Комендант отводит меня в сторону, к трепещущей, до полусмерти напуганной сестре.

— Давай, тащи пол-литра, — шепчет комендант.

— Зачем? — шепчу я и вижу, что участковый, снова вооружившись карандашом, что-то медленно и усердно пишет в протоколе.

— Тащи, не рассуждай.

— Но… — заикается сестра.

— Давай! — Комендант подталкивает меня в спину и выпроваживает из комнаты.

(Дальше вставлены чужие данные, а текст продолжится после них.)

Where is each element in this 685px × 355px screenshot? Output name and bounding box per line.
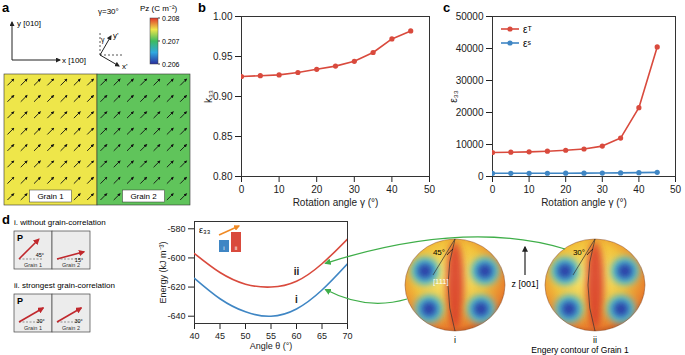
svg-text:Grain 1: Grain 1 <box>37 192 64 201</box>
svg-text:55: 55 <box>266 331 276 341</box>
svg-text:1.00: 1.00 <box>213 11 233 22</box>
html-text:b: b <box>198 0 206 15</box>
svg-text:ii: ii <box>294 266 300 277</box>
html-text:d: d <box>2 212 10 227</box>
svg-text:30°: 30° <box>36 318 44 324</box>
html-text:εᵀ: εᵀ <box>523 23 532 35</box>
svg-text:60: 60 <box>291 331 301 341</box>
svg-text:50: 50 <box>424 184 436 195</box>
svg-text:Grain 2: Grain 2 <box>62 325 80 331</box>
svg-text:10: 10 <box>524 184 536 195</box>
svg-text:-580: -580 <box>167 224 185 234</box>
svg-text:ii. strongest grain-correlatio: ii. strongest grain-correlation <box>14 281 115 290</box>
svg-text:[111]: [111] <box>433 277 449 286</box>
html-text:c: c <box>443 0 451 15</box>
svg-text:-620: -620 <box>167 282 185 292</box>
svg-text:γ=30°: γ=30° <box>98 7 119 16</box>
svg-text:P: P <box>17 233 23 243</box>
svg-text:0: 0 <box>478 171 484 182</box>
svg-text:x [100]: x [100] <box>62 56 86 65</box>
svg-text:45: 45 <box>215 331 225 341</box>
svg-text:0.80: 0.80 <box>213 171 233 182</box>
svg-text:P: P <box>17 296 23 306</box>
svg-text:Engery contour of Grain 1: Engery contour of Grain 1 <box>531 345 629 355</box>
html-text:a: a <box>2 0 10 15</box>
svg-text:Grain 1: Grain 1 <box>24 262 42 268</box>
svg-text:-600: -600 <box>167 253 185 263</box>
svg-text:0: 0 <box>490 184 496 195</box>
svg-text:Grain 2: Grain 2 <box>62 262 80 268</box>
svg-text:20: 20 <box>311 184 323 195</box>
svg-text:ii: ii <box>593 335 597 345</box>
svg-text:y [010]: y [010] <box>17 19 41 28</box>
svg-text:-640: -640 <box>167 311 185 321</box>
svg-text:y': y' <box>113 31 119 40</box>
svg-text:Pz (C m⁻²): Pz (C m⁻²) <box>140 4 178 13</box>
svg-text:0.207: 0.207 <box>162 38 180 45</box>
svg-text:0.208: 0.208 <box>162 15 180 22</box>
svg-text:40: 40 <box>633 184 645 195</box>
svg-text:40: 40 <box>386 184 398 195</box>
svg-text:i. without grain-correlation: i. without grain-correlation <box>14 218 106 227</box>
svg-text:50000: 50000 <box>456 11 484 22</box>
svg-text:ε₃₃: ε₃₃ <box>448 90 459 103</box>
svg-text:Grain 1: Grain 1 <box>24 325 42 331</box>
svg-text:Angle θ (°): Angle θ (°) <box>250 341 293 351</box>
svg-text:65: 65 <box>317 331 327 341</box>
svg-text:40: 40 <box>189 331 199 341</box>
svg-text:ii: ii <box>235 245 238 251</box>
svg-text:30°: 30° <box>573 248 585 257</box>
svg-text:γ: γ <box>101 36 105 44</box>
svg-text:i: i <box>295 294 298 305</box>
svg-text:i: i <box>454 335 456 345</box>
svg-text:10000: 10000 <box>456 139 484 150</box>
svg-text:Grain 2: Grain 2 <box>130 192 157 201</box>
svg-text:30000: 30000 <box>456 75 484 86</box>
svg-text:Rotation angle γ (°): Rotation angle γ (°) <box>541 197 627 208</box>
svg-text:k₃₃: k₃₃ <box>203 90 214 103</box>
svg-text:z [001]: z [001] <box>511 279 538 289</box>
svg-text:15°: 15° <box>75 257 83 263</box>
svg-text:30°: 30° <box>74 318 82 324</box>
svg-text:i: i <box>223 245 224 251</box>
svg-text:10: 10 <box>274 184 286 195</box>
svg-text:ε₃₃: ε₃₃ <box>199 225 211 235</box>
svg-text:45°: 45° <box>36 252 44 258</box>
svg-text:30: 30 <box>597 184 609 195</box>
html-text:εˢ: εˢ <box>523 37 531 49</box>
svg-text:50: 50 <box>240 331 250 341</box>
svg-text:0.85: 0.85 <box>213 131 233 142</box>
svg-text:20000: 20000 <box>456 107 484 118</box>
svg-text:30: 30 <box>349 184 361 195</box>
svg-text:0.90: 0.90 <box>213 91 233 102</box>
svg-text:50: 50 <box>670 184 682 195</box>
svg-text:70: 70 <box>342 331 352 341</box>
svg-text:40000: 40000 <box>456 43 484 54</box>
svg-text:0.206: 0.206 <box>162 61 180 68</box>
svg-text:0.95: 0.95 <box>213 51 233 62</box>
svg-text:Rotation angle γ (°): Rotation angle γ (°) <box>293 197 379 208</box>
svg-text:45°: 45° <box>433 248 445 257</box>
svg-text:20: 20 <box>560 184 572 195</box>
svg-text:Energy (kJ m⁻³): Energy (kJ m⁻³) <box>158 241 168 303</box>
svg-text:0: 0 <box>239 184 245 195</box>
svg-text:x': x' <box>122 62 128 71</box>
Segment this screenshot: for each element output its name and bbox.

До сих пор он был доброжелателен ко мне, он с уважением относится к Петру Николаевичу и сестре, и у меня нет оснований думать, что комендант готовит какой-то подвох. Накинув пальто, я бегу в чайную и возвращаюсь через четверть часа с поллитровкой в кармане.

Участковый все пишет. Комендант о чем-то вполголоса разговаривает с сестрой, чрезвычайно взволнованной.

Я делаю коменданту знак, чтобы он подошел ко мне, я показываю на свой карман, но он только машет рукой.

— Ставь на стол. На стол!

Несколько растерянный, я на цыпочках подхожу к столу, ставлю бутылку. Потом достаю из буфета два стакана и ставлю рядом с бутылкой. Потом оглядываюсь на коменданта: так ли? Он кивает: все, мол, правильно. Сестра, ни жива ни мертва, удаляется к своим в другую комнату.

— Ну, Степаныч, потрудился и хватит. Рабочий день окончен! — весело говорит комендант участковому и звучным шлепком по дну бутылки вышибает пробку.

— Нет, нет, — говорит участковый, но не очень уверенно.

— А где третий стакан? Есть еще стакан? — оборачивается ко мне комендант.

Я ставлю на стол третий стакан. Комендант, не спрашивая согласия, наливает всем поровну и провозглашает:

— Будем здоровы!

Привычно и- благодушно, как в компании добрых друзей.

Розовое лицо уже не розовое, а малиновое. Белые брови немного приспущены и выражают сосредоточенность.

— Не надоть было на Петровку ходить, — назидательно говорит мне участковый. — С твоей автобиографией не на Петровку, а в другое место. Возможно, тебя еще разок проверить хотят, каково было твое поведение: тоже ведь морока с вами, пленными… А Петровка что? Им дадены указания — и все. И отказ. Верно, комендант? И распоряжение участковому: проконтролировать. Правильно?

— Правильно, Степаныч. Но он, понимаешь, еще неопытен. Он на войне столько повидал, представить страшно, а здесь, как дите, ничего не смыслит. Беда!

— И с министерством не надоть, — продолжает свое участковый. — Уж ежели иттить, то на самый верх, там доказывать свои права. Они, бывает, скорее учитывают…

Он вздыхает и достает папироску.

— А бывает и так: до бога доберешься — апостол шею намылит, как говаривал покойник дедушка. — И участковый, прикурив, берется за шапку. — Плохое твое положение, молодой человек, очень даже плохое. Ну, да ладно, неделю еще даю, хлопочи, добивайся, а уж после не взыщи. Служба!